Leader of the Republican People’s Party (CHP), Kılıçdaroğlu was chosen in the midst of high tensions within the so-called “Table of Six”, formed by the six Turkish opposition parties. Disputes within the coalition over the choice of its presidential candidate were such that there was even speculation that the anti-Erdoğan pact would be broken, under the threat of abandonment by the leader of the right-wing nationalist party, Meral Aksener.
The opposition managed to reach a consensus, and presented Kılıçdaroğlu as its representative and Erdogan’s main rival for the May elections, who also positions himself as the polar opposite of the current president.
Kılıçdaroğlu has stated that he can make all the necessary legal changes to the visa exemption for Turkish nationals wanting to travel to Europe in one quarter. “We will come to power and we will win the presidency,” he said in a television interview on Habertürk TV. “We will solve the visa problems.”

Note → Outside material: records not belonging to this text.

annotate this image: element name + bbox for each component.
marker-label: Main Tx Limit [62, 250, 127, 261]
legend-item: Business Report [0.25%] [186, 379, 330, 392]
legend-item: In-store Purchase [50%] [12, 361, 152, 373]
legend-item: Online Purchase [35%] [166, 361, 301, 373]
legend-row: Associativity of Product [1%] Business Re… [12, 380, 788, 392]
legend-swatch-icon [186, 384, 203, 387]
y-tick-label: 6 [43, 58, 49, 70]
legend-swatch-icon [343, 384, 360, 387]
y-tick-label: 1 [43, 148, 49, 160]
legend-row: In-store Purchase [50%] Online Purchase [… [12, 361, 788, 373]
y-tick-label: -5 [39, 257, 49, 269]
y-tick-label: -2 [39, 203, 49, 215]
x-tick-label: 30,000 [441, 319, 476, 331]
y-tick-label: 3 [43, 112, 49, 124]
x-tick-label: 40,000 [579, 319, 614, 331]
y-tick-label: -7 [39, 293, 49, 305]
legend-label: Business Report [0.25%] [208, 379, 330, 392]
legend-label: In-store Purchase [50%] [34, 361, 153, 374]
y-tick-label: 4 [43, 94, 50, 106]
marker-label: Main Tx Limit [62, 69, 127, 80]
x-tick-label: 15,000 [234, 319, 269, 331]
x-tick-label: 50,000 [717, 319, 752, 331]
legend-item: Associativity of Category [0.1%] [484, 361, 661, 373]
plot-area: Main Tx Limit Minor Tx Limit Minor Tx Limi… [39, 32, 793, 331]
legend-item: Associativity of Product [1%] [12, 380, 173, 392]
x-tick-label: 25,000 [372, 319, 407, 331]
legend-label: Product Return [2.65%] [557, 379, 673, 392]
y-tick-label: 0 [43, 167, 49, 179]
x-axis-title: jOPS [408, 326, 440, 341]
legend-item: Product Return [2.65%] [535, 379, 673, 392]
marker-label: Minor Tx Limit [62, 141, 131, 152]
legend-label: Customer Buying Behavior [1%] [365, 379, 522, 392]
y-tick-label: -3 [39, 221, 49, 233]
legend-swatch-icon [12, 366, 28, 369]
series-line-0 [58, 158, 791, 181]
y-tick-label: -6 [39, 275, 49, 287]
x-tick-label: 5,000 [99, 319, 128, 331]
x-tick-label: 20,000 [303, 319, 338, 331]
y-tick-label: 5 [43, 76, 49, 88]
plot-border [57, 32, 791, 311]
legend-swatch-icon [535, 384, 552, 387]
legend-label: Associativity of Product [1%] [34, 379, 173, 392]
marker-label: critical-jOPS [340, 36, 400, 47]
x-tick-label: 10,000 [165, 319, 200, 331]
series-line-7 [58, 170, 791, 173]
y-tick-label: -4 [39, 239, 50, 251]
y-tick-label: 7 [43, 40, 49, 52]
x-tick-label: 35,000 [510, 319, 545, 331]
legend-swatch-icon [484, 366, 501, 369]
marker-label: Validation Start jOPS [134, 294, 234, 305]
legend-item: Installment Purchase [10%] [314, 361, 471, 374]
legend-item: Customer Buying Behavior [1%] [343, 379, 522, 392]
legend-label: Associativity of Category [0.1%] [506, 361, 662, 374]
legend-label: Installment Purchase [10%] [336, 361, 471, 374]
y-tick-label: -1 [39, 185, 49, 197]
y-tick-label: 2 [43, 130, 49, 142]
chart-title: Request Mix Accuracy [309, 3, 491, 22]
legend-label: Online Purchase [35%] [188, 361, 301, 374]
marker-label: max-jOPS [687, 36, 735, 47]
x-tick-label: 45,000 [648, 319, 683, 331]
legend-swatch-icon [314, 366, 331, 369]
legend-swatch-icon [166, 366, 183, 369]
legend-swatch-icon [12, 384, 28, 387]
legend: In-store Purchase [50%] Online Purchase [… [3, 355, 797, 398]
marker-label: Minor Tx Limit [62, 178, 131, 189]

Türkiye and the EU began a dialogue on visa liberalization in 2013 after Ankara signed a readmission agreement that allowed EU countries to send back illegal migrants entering their territory from Türkiye. In 2016, as part of a migrant agreement, the EU had promised to grant visa-free travel to Turkish nationals in the Schengen area. Türkiye, however, has not met 5 of the 72 benchmarks to achieve this goal.
Within three months, our citizens will be able to enter Europe without visas.
Kemal Kilicdaroglu
The remaining benchmarks include legislative changes on anti-corruption, conclusion of an operational cooperation agreement with Europol, updating of personal data protection legislation, revision of terrorism legislation in line with EU standards, as well as judicial cooperation with EU member states.
Kılıçdaroğlu was born in 1948, in a village in the Tunceli region, from an Alevi family, an ethno-religious Islamic group in Türkiye. He began working as a consultant at the Ministry of Finance in 1971, and decades later became director of the Social Security Agency in 1992. He retired eight years later.
At the beginning of the new century, a report on corruption led him to join the CHP, where he managed to climb the ladder to become vice president of the party in 2007. At that time, he gained considerable fame for revealing corruption cases within the country, some of which involved members of Erdogan’s Justice and Development Party (AKP).
Following his run for mayor of Istanbul and his subsequent defeat to an AKP member, Kilicdaroglu took over as the new leader of the CHP, replacing Deniz Baykal, who left the party after a scandal affected his political career. Kilicdaroglu drew attention in 2017, when he and his supporters walked 420 km on foot from Ankara to Istanbul over 25 days.
The so-called “March for Justice” was held as a form of protest against the authoritarianism of Erdogan and his government, linked to the criminal case against Enis Berberoglu, a journalist and CHP activist, arrested for disclosing private images of the Turkish secret services.